A few years ago I wrote about some experiments I’d done with measuring and correcting vignetting in digital photographs. (Some cameras have such correction built in, called “peripheral illumination correction” or similar.)
I recently purchased a second-hand 10-18 mm wide angle lens for my DSLR. Measuring its vignetting using my previous method is difficult as it has a field of view in excess of 100°. It’s hard to provide an evenly illuminated target this large. The answer is to assume the lens has no vignetting at its smallest aperture, and use an image at this aperture as a reference when measuring the vignetting.
I set up the camera on my dining room table with an A4 sheet of translucent Perspex (or similar) an inch or so in front of the lens hood. The camera was facing towards the window, but no other lighting was used.
This is a photo taken at 10mm focal length and maximum aperture, ƒ/4.5.
At minimum aperture, ƒ/22, the result doesn’t look much different, apart from a bit of fluff on the front of the lens being more nearly in focus.
Dividing the ƒ/4.5 image by the ƒ/22 (after converting both to luminance) gives this image.
This may not appear to have much vignetting, but my analysis and curve fitting suggests otherwise.

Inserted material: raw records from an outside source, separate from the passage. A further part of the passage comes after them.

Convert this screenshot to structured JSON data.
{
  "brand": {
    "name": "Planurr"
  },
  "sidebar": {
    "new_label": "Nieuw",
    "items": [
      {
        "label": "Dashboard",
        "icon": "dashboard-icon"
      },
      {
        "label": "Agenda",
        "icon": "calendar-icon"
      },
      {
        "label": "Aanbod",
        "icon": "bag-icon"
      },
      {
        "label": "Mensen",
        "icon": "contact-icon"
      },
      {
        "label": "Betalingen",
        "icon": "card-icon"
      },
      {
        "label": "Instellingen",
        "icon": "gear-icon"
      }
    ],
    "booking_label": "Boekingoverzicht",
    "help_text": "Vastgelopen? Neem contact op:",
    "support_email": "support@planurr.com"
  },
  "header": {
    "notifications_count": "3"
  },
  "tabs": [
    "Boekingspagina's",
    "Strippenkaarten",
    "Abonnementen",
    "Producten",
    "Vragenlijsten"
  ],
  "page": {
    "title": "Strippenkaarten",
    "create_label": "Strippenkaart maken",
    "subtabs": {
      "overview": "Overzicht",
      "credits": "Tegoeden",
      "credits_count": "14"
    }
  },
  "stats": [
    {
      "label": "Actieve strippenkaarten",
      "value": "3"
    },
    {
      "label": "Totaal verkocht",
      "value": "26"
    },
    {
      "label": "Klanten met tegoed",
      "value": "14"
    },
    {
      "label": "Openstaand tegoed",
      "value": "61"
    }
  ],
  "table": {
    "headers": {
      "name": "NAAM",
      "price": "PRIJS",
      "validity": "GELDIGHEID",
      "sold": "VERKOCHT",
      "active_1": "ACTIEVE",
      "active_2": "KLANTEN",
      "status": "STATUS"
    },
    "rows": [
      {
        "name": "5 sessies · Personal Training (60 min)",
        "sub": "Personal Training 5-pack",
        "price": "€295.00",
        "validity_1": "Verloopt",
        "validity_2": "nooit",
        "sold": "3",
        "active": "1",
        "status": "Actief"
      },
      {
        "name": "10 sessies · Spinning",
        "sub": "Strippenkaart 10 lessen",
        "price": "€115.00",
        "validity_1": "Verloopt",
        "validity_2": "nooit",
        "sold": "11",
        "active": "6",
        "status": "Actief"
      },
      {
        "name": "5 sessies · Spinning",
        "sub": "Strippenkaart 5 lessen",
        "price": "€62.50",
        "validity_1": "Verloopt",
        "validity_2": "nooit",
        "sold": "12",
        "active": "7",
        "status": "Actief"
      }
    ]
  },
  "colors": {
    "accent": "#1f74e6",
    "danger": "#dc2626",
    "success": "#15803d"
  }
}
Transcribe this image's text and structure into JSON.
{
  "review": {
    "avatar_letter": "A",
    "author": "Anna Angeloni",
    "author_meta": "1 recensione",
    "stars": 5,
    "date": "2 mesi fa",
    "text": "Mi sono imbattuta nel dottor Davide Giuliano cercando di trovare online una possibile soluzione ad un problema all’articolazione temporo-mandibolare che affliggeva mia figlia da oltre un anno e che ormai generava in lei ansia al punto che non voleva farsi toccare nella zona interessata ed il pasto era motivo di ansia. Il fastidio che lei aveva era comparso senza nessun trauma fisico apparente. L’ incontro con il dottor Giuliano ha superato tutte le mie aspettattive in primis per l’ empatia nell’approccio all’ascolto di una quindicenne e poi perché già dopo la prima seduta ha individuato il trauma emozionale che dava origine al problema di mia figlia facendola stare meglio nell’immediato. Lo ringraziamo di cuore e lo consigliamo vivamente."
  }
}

The fitted function (shown in orange) is a polynomial in r², r⁴, and r⁶. Using even powers of r ensures the function has zero slope at r=0. The correction required is about half an ƒ-stop (factor of 1.41) at the corners.
Running the process for narrower apertures shows the expected reduction in vignetting.
I think the “measured” curves show some similarity, but a 3rd order polynomial (in r²) is not a good match at smaller apertures. There’s also no obvious trend in the polynomial coefficients, so I can’t confidently predict the correction required at other apertures. I’d like to find a better fitting function, but I think this is beyond my mathematical abilities.
PS I’ve just tried fitting a power function
1.0 + (a * (x ** b)) instead of a polynomial and instantly got better looking results.